Formerly a business owner, Stanley earned his J.D. and, more recently, his master of public administration, after losing his sight. Even with his own challenges, Stanley remains a mentor and role model for young people in the Flint area.
 
“I actually began my pro bono service based upon the philosophy I learned from Cooley Associate Dean John Nussbaumer,” says Stanley. “He taught me that a legal education is a ‘privilege’ and that giving back to the community where you make your living in is necessarily a part of becoming a good attorney.”
 
Stanley says it was his weekly commitment to LSEM that exposed him to the needs of his community and a variety of practice areas that he otherwise might not have learned. His work with elder law agencies, the Michigan Department of Human Services, and other nonprofit organizations is critical to the senior citizens and disabled citizens in his community.
 
“The recognition was a wonderful surprise, and the event in Ann Arbor was a great experience.
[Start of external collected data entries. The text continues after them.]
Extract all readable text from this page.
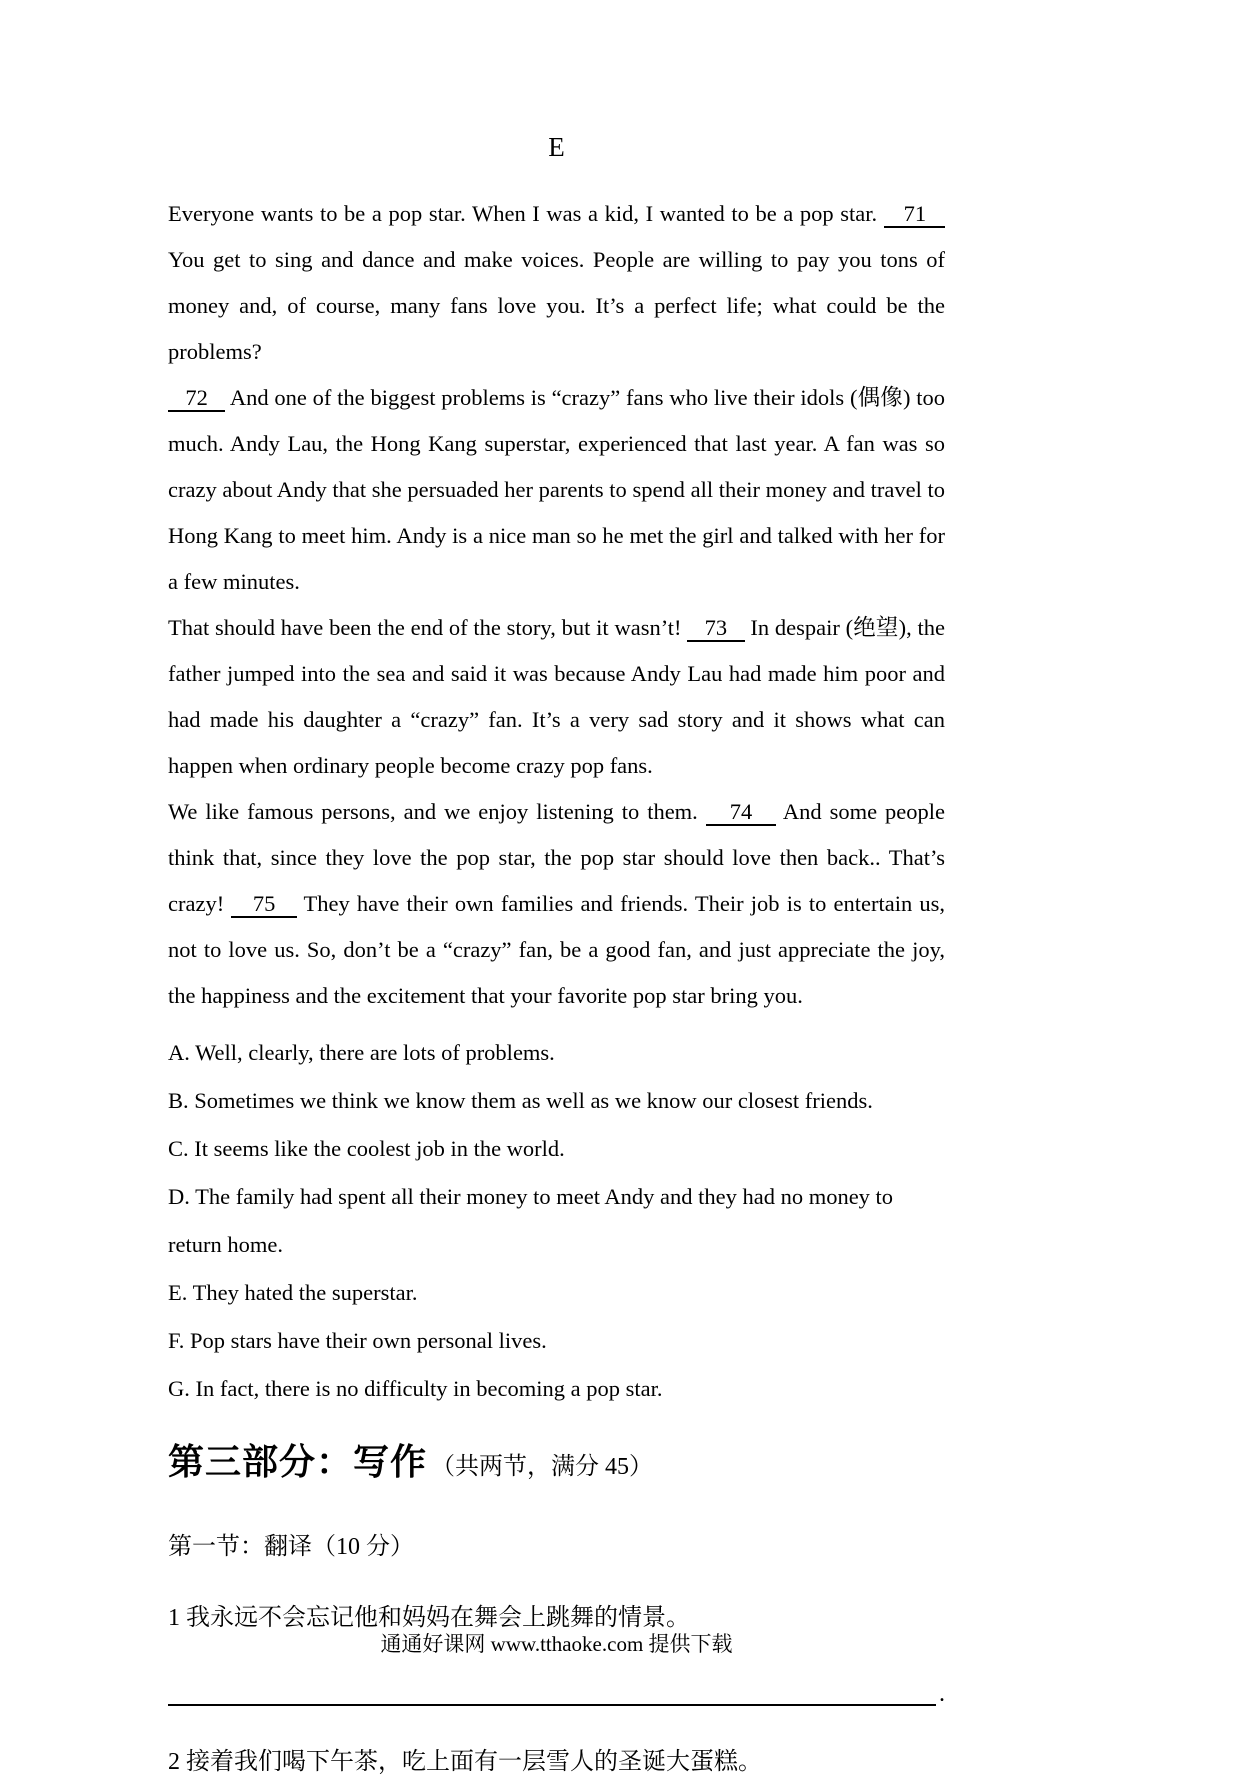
E

Everyone wants to be a pop star. When I was a kid, I wanted to be a pop star.    71    You get to sing and dance and make voices. People are willing to pay you tons of money and, of course, many fans love you. It’s a perfect life; what could be the problems?

72    And one of the biggest problems is “crazy” fans who live their idols (偶像) too much. Andy Lau, the Hong Kang superstar, experienced that last year. A fan was so crazy about Andy that she persuaded her parents to spend all their money and travel to Hong Kang to meet him. Andy is a nice man so he met the girl and talked with her for a few minutes.

That should have been the end of the story, but it wasn’t!    73    In despair (绝望), the father jumped into the sea and said it was because Andy Lau had made him poor and had made his daughter a “crazy” fan. It’s a very sad story and it shows what can happen when ordinary people become crazy pop fans.

We like famous persons, and we enjoy listening to them.    74    And some people think that, since they love the pop star, the pop star should love then back.. That’s crazy!    75    They have their own families and friends. Their job is to entertain us, not to love us. So, don’t be a “crazy” fan, be a good fan, and just appreciate the joy, the happiness and the excitement that your favorite pop star bring you.

A. Well, clearly, there are lots of problems.

B. Sometimes we think we know them as well as we know our closest friends.

C. It seems like the coolest job in the world.

D. The family had spent all their money to meet Andy and they had no money to return home.

E. They hated the superstar.

F. Pop stars have their own personal lives.

G. In fact, there is no difficulty in becoming a pop star.

第三部分：写作 （共两节，满分 45）

第一节：翻译（10 分）

1 我永远不会忘记他和妈妈在舞会上跳舞的情景。

.

2 接着我们喝下午茶，吃上面有一层雪人的圣诞大蛋糕。

通通好课网 www.tthaoke.com 提供下载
I was especially heartened by the presence of Dean Nussbaumer and Dean (Joan) Vestrand from Cooley and Executive Director Edward Hoort and Directing Attorney Jill Nylander from LSEM. In many ways, pro bono service has been central to beginning my law career because I have met so many members of the legal community from throughout the state that I may never have had the opportunity to become acquainted with, and I have been exposed to many varied practice areas. Most importantly, the clients and their families that I have had the privilege to help are from my community and have allowed me to become part of their lives.  They have helped me begin to fill a new role in the community as an attorney and counselor.”